Paolo Ferrari received the M.Sc. (Hons.) degree in electronic engineering and the Ph.D. degree in “Electronic Instrumentation” from the University of Brescia, Brescia, Italy, in 1999 and 2003, respectively. He is currently a Full Professor with the Department of Information Engineering, University of Brescia. He has authored more than 200 international papers. His current research interests include embedded measurement instrumentation, smart sensors, sensor networking, smart grids, IoT and Industrial IoT, real-time Ethernet, and fieldbus applications. Dr. Ferrari is a member of IEC SC65C MT9, IEC TC65C WG10. In 2013, he received the Technical Award from the IEEE Instrumentation and Measurement Society.
Ivanovitch Silva received the licentiate, M.Sc., and Ph.D. degrees in Electrical and Computer Engineering from the Federal University of Rio Grande do Norte (UFRN), Natal, Brazil, in 2006, 2008, and 2013. He concluded in 2016 a short course about Big Data & Social Analytics at Massachusetts Institute of Technology (MIT). Since 2013 is professor at Digital Metropolis Institute (IMD,UFRN). He teaches and supervises Ph.D and master students in the Graduate Program of Electrical and Computer Engineering at UFRN. At present, he acts as the coordinator in the Lato Sensu Specialization in Big Data & Analytics at UFRN. His research interests include modeling and scientific data analysis, Internet of Things, Industry 4.0 and Smart Cities.

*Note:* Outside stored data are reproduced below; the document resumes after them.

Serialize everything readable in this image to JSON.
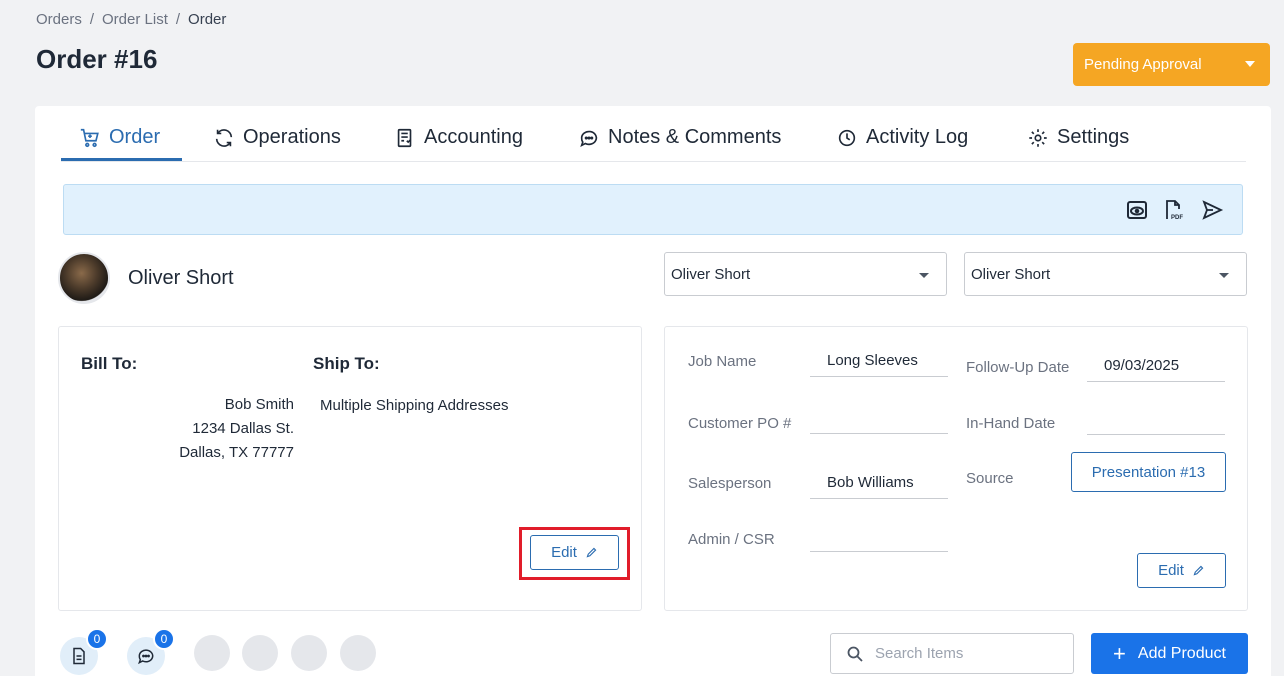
{
  "breadcrumb": {
    "items": [
      "Orders",
      "Order List"
    ],
    "current": "Order",
    "sep": "/"
  },
  "page_title": "Order #16",
  "status": {
    "label": "Pending Approval",
    "color": "#f5a623"
  },
  "tabs": [
    {
      "label": "Order",
      "icon": "cart-icon",
      "active": true
    },
    {
      "label": "Operations",
      "icon": "refresh-icon"
    },
    {
      "label": "Accounting",
      "icon": "ledger-icon"
    },
    {
      "label": "Notes & Comments",
      "icon": "chat-icon"
    },
    {
      "label": "Activity Log",
      "icon": "clock-icon"
    },
    {
      "label": "Settings",
      "icon": "gear-icon"
    }
  ],
  "toolbar": {
    "icons": [
      "preview-icon",
      "pdf-icon",
      "send-icon"
    ],
    "pdf_text": "PDF"
  },
  "customer": {
    "name": "Oliver Short"
  },
  "selects": [
    {
      "value": "Oliver Short"
    },
    {
      "value": "Oliver Short"
    }
  ],
  "address": {
    "bill_to_label": "Bill To:",
    "ship_to_label": "Ship To:",
    "bill_lines": [
      "Bob Smith",
      "1234 Dallas St.",
      "Dallas, TX 77777"
    ],
    "ship_text": "Multiple Shipping Addresses",
    "edit_label": "Edit"
  },
  "details": {
    "job_name": {
      "label": "Job Name",
      "value": "Long Sleeves"
    },
    "customer_po": {
      "label": "Customer PO #",
      "value": ""
    },
    "salesperson": {
      "label": "Salesperson",
      "value": "Bob Williams"
    },
    "admin_csr": {
      "label": "Admin / CSR",
      "value": ""
    },
    "follow_up": {
      "label": "Follow-Up Date",
      "value": "09/03/2025"
    },
    "in_hand": {
      "label": "In-Hand Date",
      "value": ""
    },
    "source": {
      "label": "Source",
      "value": "Presentation #13"
    },
    "edit_label": "Edit"
  },
  "footer": {
    "doc_badge": "0",
    "chat_badge": "0",
    "search_placeholder": "Search Items",
    "add_product_label": "Add Product"
  },
  "colors": {
    "accent": "#2b6cb0",
    "primary": "#1a73e8",
    "highlight": "#e11d2a"
  }
}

Dennis Brandao received the M.Sc. and the Ph.D. degrees in mechanical engineering from the University of Sao Paulo, Brazil, in 2001 and 2005, respectively. Since 2024 he is an Associate Professor with the Department of Information Engineering, University of Brescia. His current research interests include industrial systems modeling and control, digital twins, instrumentation, smart sensors, sensor networking, IoT and Industrial IoT, real-time Ethernet, and fieldbus applications.